Randy: Consult an estate planner, attorney, or someone who is well versed in the rules and laws. Keeping an open channel of communication between you and your successor is also important.
Dale: Make sure your successors understand your company. There’s solace in knowing my successors have passion for the company because I didn’t allow them to work here when they were young.
Andrea: Understand where everyone’s strengths lie.
Daniel, M & B Products: Be patient when learning the company.
Q: Additional tips/lessons learned:
Randy: The culture of the company needs to be understood by the successor. Ty is more cerebral, and I prefer a tactile way of working. I coached Ty’s soccer team for about a decade, and we developed a bond and understanding because of the time we spent together. There’s a mutual respect for skills I posses and he doesn’t, and vice versa.
Dale: Always be prepared. A few years ago, I got prostate cancer. I’m fine now, but it really opened my eyes to the reality and necessity of a succession plan.
Daniel: Approach the creation of the plan pragmatically, because not doing so changes the logic, how the family thinks and ultimately complicates the entire situation. Separate business from family.
From the successors:
Q: Playing a secondary role of an outside observer, what lessons did you learn from creating this plan?

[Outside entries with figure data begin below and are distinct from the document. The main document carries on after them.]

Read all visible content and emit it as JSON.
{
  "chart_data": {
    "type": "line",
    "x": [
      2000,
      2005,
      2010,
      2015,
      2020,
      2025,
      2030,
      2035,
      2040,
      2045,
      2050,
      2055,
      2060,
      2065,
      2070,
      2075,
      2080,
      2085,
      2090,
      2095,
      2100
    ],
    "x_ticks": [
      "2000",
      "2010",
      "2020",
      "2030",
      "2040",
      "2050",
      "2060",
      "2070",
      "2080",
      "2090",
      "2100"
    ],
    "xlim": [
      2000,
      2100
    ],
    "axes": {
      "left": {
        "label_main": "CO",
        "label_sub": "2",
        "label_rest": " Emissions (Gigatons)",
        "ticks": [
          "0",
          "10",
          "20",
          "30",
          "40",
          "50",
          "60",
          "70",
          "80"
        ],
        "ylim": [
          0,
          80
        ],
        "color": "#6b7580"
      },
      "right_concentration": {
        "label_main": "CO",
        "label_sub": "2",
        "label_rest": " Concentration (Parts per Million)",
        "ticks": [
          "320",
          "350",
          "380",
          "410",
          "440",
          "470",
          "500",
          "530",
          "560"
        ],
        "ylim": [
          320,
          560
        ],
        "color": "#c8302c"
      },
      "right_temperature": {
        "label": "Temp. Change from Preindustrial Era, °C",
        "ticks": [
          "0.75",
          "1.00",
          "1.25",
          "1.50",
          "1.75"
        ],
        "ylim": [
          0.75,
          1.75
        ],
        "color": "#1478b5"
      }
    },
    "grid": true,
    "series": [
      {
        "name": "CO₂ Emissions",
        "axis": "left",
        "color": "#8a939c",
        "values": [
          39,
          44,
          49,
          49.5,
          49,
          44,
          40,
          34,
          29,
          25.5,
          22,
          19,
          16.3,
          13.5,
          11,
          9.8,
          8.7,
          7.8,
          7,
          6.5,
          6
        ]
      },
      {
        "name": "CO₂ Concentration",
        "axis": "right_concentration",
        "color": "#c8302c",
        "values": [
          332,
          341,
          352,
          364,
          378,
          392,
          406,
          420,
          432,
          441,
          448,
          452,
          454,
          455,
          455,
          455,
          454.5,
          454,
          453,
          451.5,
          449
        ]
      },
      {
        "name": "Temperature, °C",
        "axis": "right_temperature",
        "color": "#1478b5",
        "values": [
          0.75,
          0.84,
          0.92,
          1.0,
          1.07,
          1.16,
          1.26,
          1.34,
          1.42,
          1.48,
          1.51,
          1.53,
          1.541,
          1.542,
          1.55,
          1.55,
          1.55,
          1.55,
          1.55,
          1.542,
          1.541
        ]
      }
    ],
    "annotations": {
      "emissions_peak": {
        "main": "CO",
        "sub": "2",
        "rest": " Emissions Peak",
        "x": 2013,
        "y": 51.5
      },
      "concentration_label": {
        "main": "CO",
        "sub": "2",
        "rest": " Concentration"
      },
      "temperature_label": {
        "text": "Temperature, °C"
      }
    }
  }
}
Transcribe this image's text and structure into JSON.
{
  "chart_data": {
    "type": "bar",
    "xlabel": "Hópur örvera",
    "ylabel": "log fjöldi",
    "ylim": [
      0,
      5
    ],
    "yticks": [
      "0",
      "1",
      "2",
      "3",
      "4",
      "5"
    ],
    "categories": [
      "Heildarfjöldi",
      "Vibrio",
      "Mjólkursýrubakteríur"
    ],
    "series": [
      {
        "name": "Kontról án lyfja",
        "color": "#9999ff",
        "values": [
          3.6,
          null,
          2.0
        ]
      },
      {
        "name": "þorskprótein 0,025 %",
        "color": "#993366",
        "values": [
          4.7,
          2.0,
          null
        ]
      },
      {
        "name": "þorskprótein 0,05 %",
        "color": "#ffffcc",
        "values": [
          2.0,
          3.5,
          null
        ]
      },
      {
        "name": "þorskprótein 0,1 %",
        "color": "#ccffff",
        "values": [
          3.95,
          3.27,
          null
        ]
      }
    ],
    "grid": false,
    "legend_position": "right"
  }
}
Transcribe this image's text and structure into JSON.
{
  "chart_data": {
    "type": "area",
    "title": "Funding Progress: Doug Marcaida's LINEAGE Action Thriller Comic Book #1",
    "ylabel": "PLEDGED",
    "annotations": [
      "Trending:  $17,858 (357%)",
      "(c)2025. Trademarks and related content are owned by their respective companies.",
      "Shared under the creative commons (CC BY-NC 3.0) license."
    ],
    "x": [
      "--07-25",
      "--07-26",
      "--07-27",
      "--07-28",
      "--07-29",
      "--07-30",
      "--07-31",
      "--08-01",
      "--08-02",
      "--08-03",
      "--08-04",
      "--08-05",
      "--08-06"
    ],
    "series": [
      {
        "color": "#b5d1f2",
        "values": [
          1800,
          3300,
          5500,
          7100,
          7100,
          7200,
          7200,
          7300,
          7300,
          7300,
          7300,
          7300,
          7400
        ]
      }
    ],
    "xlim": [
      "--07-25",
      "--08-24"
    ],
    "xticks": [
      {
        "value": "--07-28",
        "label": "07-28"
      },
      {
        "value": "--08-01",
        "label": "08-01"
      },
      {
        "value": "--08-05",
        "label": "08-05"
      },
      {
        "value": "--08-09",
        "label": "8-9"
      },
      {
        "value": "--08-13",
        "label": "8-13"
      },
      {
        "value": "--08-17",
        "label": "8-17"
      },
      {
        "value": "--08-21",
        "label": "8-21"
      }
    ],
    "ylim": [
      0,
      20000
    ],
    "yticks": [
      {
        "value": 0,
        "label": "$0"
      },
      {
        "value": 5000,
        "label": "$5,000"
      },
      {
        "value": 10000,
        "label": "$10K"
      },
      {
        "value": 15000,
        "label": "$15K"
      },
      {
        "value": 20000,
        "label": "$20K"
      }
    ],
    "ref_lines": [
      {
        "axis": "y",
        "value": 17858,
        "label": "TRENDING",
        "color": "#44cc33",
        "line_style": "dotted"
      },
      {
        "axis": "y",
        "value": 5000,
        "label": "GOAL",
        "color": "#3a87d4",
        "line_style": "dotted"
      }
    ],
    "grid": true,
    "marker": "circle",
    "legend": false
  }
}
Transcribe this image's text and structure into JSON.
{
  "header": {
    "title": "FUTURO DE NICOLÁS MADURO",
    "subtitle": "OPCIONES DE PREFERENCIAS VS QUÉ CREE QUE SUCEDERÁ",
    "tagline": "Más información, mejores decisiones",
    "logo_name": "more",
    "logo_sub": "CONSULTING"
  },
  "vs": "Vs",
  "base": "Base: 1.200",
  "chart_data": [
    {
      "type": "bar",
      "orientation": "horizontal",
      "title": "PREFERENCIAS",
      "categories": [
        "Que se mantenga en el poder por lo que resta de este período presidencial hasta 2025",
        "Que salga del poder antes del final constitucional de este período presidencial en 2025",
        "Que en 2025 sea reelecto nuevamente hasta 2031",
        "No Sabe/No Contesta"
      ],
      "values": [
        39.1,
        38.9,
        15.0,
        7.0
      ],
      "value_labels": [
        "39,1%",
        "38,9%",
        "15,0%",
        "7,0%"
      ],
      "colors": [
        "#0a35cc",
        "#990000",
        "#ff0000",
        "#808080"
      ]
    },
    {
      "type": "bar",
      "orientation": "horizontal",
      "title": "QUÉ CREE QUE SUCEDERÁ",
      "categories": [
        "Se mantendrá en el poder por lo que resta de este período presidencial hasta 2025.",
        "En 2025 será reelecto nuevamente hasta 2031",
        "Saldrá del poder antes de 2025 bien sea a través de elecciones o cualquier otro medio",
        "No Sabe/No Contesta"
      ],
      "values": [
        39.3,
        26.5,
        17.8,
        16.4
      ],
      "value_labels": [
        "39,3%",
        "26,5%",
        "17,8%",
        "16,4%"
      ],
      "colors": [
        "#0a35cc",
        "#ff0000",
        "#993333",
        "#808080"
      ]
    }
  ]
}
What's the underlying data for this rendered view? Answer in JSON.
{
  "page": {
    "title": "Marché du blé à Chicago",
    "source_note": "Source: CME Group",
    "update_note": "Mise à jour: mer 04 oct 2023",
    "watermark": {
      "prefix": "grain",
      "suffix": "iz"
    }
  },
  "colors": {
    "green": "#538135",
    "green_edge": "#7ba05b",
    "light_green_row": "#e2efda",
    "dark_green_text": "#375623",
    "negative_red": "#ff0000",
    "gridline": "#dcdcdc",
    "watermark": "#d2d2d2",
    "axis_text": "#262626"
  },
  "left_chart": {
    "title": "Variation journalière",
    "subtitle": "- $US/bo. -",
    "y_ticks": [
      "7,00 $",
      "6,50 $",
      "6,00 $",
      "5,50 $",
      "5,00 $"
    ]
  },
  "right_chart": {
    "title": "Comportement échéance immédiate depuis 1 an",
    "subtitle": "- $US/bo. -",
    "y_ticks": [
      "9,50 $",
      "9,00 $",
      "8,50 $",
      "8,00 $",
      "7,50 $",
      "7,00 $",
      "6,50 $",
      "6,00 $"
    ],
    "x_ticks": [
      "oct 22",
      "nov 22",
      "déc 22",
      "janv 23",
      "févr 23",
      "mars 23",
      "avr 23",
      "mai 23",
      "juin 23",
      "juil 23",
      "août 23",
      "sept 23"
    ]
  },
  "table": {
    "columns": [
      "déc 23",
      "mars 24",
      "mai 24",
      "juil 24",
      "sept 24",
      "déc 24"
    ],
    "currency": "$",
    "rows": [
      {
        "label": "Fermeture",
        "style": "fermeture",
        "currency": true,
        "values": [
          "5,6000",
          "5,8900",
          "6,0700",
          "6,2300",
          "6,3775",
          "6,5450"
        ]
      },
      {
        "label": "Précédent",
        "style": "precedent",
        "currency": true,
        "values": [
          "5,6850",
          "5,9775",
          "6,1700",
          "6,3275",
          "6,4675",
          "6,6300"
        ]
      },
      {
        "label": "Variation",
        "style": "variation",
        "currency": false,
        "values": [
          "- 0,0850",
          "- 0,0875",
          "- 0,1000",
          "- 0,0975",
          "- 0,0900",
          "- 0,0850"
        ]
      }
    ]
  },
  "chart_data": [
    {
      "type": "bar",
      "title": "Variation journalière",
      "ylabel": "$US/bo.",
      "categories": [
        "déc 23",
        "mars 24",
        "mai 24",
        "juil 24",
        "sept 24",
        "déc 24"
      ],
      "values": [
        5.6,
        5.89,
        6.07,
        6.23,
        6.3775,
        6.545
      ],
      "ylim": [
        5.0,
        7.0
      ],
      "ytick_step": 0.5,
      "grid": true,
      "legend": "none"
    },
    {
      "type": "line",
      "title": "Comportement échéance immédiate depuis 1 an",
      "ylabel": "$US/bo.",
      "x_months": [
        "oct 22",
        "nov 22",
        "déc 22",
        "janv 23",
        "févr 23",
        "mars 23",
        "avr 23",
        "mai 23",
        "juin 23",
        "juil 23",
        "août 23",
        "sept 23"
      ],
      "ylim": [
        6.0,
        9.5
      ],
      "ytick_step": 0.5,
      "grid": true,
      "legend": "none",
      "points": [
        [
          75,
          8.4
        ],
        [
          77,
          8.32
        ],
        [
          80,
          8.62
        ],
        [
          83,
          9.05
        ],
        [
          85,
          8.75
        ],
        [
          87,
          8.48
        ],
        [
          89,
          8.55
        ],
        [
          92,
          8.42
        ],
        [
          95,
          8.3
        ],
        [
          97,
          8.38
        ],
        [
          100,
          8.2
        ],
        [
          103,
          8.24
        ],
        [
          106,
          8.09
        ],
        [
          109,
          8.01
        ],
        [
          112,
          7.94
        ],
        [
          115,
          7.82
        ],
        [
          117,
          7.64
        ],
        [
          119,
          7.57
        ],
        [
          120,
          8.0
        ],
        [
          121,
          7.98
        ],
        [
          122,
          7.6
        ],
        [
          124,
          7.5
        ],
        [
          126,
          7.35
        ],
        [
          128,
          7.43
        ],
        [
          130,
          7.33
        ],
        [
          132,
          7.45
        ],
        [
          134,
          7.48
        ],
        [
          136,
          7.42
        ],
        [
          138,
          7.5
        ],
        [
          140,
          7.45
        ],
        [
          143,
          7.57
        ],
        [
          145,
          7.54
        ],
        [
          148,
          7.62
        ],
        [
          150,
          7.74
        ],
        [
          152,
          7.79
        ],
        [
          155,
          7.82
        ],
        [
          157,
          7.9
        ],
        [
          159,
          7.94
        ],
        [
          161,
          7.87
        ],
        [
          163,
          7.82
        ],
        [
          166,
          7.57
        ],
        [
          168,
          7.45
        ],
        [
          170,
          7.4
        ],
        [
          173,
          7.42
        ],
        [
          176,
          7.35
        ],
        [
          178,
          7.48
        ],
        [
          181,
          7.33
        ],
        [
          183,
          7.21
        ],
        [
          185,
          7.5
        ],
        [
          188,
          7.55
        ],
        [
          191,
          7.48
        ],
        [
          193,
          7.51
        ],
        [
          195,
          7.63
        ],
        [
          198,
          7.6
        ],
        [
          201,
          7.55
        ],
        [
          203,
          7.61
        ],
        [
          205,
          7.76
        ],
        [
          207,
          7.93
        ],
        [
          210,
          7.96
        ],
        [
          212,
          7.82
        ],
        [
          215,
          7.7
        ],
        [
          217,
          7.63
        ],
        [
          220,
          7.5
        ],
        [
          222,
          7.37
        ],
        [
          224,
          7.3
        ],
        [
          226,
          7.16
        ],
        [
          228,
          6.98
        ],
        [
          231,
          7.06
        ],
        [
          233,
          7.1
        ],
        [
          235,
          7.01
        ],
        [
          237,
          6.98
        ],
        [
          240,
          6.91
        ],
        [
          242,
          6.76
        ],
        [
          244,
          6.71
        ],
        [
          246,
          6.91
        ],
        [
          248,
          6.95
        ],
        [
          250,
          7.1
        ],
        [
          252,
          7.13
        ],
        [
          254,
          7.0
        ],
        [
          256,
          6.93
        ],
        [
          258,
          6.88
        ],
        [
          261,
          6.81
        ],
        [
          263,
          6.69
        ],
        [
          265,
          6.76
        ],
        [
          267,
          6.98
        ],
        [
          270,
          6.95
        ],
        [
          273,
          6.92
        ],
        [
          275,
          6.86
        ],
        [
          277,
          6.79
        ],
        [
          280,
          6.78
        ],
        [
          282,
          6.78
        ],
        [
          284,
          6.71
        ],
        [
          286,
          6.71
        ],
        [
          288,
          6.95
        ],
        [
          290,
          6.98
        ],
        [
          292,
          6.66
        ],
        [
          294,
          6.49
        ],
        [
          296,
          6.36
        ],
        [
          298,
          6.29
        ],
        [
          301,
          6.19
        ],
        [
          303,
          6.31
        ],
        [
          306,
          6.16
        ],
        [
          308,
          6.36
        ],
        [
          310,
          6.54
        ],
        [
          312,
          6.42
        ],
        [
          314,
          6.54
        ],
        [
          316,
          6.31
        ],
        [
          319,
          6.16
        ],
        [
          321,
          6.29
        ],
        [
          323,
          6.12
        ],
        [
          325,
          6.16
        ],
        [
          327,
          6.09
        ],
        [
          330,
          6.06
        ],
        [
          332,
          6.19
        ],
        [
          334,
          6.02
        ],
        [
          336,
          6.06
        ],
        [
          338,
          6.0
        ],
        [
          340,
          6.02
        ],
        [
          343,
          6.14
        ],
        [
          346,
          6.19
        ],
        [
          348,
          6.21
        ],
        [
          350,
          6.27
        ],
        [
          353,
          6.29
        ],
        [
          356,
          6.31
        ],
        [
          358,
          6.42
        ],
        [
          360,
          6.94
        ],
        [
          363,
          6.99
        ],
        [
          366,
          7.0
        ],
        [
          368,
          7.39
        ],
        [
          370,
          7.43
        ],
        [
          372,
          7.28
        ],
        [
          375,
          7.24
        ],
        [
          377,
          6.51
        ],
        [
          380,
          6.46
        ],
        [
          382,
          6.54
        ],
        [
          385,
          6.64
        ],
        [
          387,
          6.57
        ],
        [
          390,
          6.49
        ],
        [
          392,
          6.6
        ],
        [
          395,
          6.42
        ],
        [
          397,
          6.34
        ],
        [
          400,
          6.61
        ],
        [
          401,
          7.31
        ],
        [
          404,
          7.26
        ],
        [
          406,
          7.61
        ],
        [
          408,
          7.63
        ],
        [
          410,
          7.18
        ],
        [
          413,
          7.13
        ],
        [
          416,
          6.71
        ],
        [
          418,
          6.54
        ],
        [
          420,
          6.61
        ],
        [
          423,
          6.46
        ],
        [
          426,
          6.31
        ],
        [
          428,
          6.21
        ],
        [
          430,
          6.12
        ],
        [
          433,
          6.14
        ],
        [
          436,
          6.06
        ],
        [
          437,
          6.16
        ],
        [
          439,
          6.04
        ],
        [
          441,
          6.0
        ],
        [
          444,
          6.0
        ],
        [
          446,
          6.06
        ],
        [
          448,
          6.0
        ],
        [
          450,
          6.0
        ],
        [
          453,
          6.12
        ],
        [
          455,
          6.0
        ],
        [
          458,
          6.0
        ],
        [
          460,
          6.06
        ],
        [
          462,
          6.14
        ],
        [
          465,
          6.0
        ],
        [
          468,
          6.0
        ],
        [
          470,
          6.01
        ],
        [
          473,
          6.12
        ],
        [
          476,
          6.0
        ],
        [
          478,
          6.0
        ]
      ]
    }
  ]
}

Ty: We’ve met with corporate attorneys and everything is on paper, but every year the plan changes. So don’t set it and forget it. Constantly revisit the plan and make sure everything is up to date.
Q: When the time comes for you to build a succession plan, what will you keep in mind?
Ty: Our plan makes sense on paper, and we’ll see how reality aligns in the future and adjust accordingly. This is the first transfer and generational change we’ve had in our family, so it’s my chance to learn.
Leon, M & B Products: It’s hard to anticipate growth. I would love to double herd size, but it’s so hard to plan for that.
Daniel: Grow at a nice and healthy place to ensure a successful future succession plan.
Creating an effective succession plan for your business or farm reaches far beyond a simple checklist. Successors have to be identified, conversations need to happen, a channel of communication should be open between the business owner and their beneficiary.
As Ty Strode said, do not “set it and forget it.” Revisit and update the plan as the business evolves.
A succession plan may look different from one farm family to another, but it is important to have a plan. Farm Credit recommends consulting an attorney as your first step to securing your business for the future.